Das Heft 2/2026 der → Computergenealogie stellt mit depeve eine neue Datenbank vor, die die Suche nach Standesamtsunterlagen erheblich erleichtern könnte.

Wer bereits nach Vorfahren in Personenstandsregistern gesucht hat, kennt das Problem: Selbst wenn die gesuchten Urkunden digital vorliegen, sind sie häufig auf verschiedene Archive, Standesämter oder Online-Portale verteilt. Oft beginnt die eigentliche Forschung bereits mit der Frage, welche Einrichtung überhaupt für die gesuchten Unterlagen zuständig ist.

Für Kirchenbücher haben Familienforscher mit Archion oder Matricula seit Jahren zentrale Anlaufstellen. Für Personenstandsregister fehlte ein vergleichbares Angebot bislang weitgehend. Entsprechend treffend formulieren die Autoren des Beitrags:

„Was eigentlich der wichtigste nächste Schritt für die deutsche Computergenealogie wäre, ist etwas wie Matricula oder Archion, aber für Personenstandsregister: eine Seite, auf der die Flicken zusammenkommen.“

Genau diese Lücke möchte depeve schließen. Die derzeit verfügbare Beta-Version enthält zwar erst einen kleinen Teil der künftig geplanten Daten, bietet aber bereits einen guten Eindruck von den Möglichkeiten des Projekts. Ziel ist es, Erfahrungen und Rückmeldungen der Nutzer zu sammeln, um die Plattform weiterzuentwickeln.

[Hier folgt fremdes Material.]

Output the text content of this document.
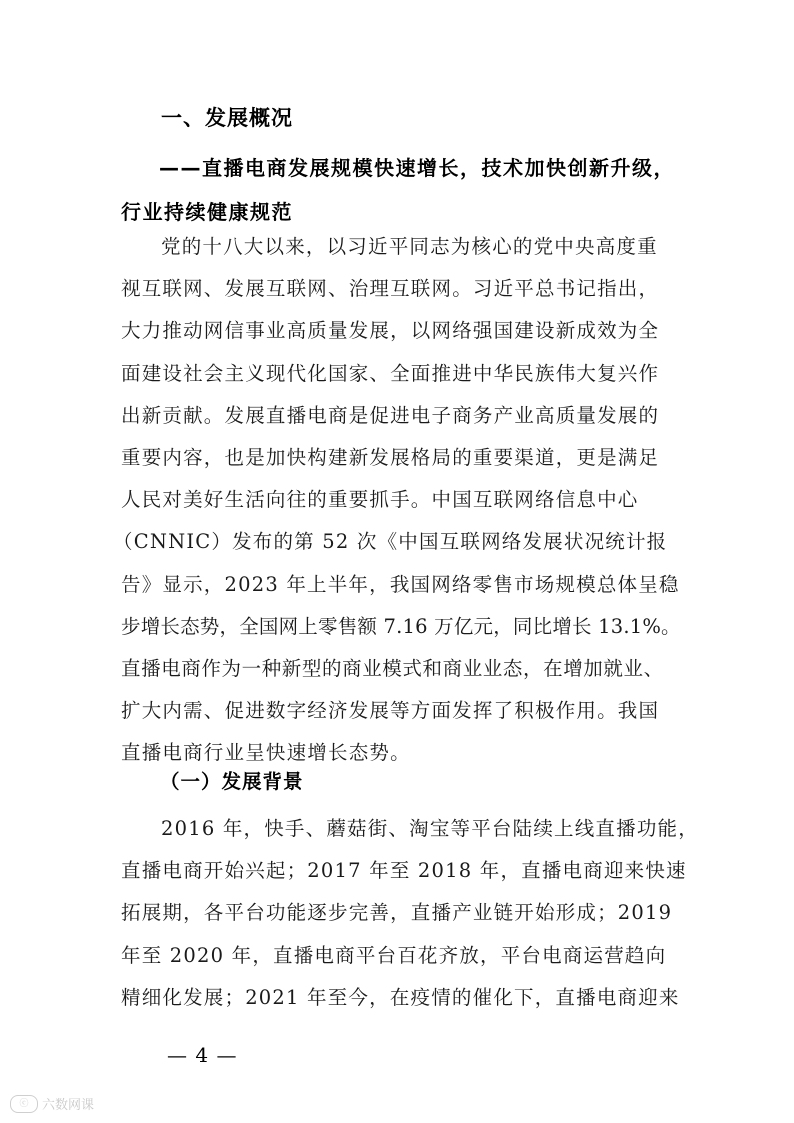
一、发展概况
——直播电商发展规模快速增长，技术加快创新升级，
行业持续健康规范
党的十八大以来，以习近平同志为核心的党中央高度重
视互联网、发展互联网、治理互联网。习近平总书记指出，
大力推动网信事业高质量发展，以网络强国建设新成效为全
面建设社会主义现代化国家、全面推进中华民族伟大复兴作
出新贡献。发展直播电商是促进电子商务产业高质量发展的
重要内容，也是加快构建新发展格局的重要渠道，更是满足
人民对美好生活向往的重要抓手。中国互联网络信息中心
（CNNIC）发布的第 52 次《中国互联网络发展状况统计报
告》显示，2023 年上半年，我国网络零售市场规模总体呈稳
步增长态势，全国网上零售额 7.16 万亿元，同比增长 13.1%。
直播电商作为一种新型的商业模式和商业业态，在增加就业、
扩大内需、促进数字经济发展等方面发挥了积极作用。我国
直播电商行业呈快速增长态势。
（一）发展背景
2016 年，快手、蘑菇街、淘宝等平台陆续上线直播功能，
直播电商开始兴起；2017 年至 2018 年，直播电商迎来快速
拓展期，各平台功能逐步完善，直播产业链开始形成；2019
年至 2020 年，直播电商平台百花齐放，平台电商运营趋向
精细化发展；2021 年至今，在疫情的催化下，直播电商迎来
— 4 —
ⓒ	六数网课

Besonders interessant ist dabei die technische Umsetzung. Die digitalisierten Urkunden werden nicht nur angezeigt, sondern mithilfe künstlicher Intelligenz transkribiert. Fehlerhafte Erkennungen können von den Nutzern korrigiert werden. Auf diese Weise verbessert sich die Datenqualität kontinuierlich.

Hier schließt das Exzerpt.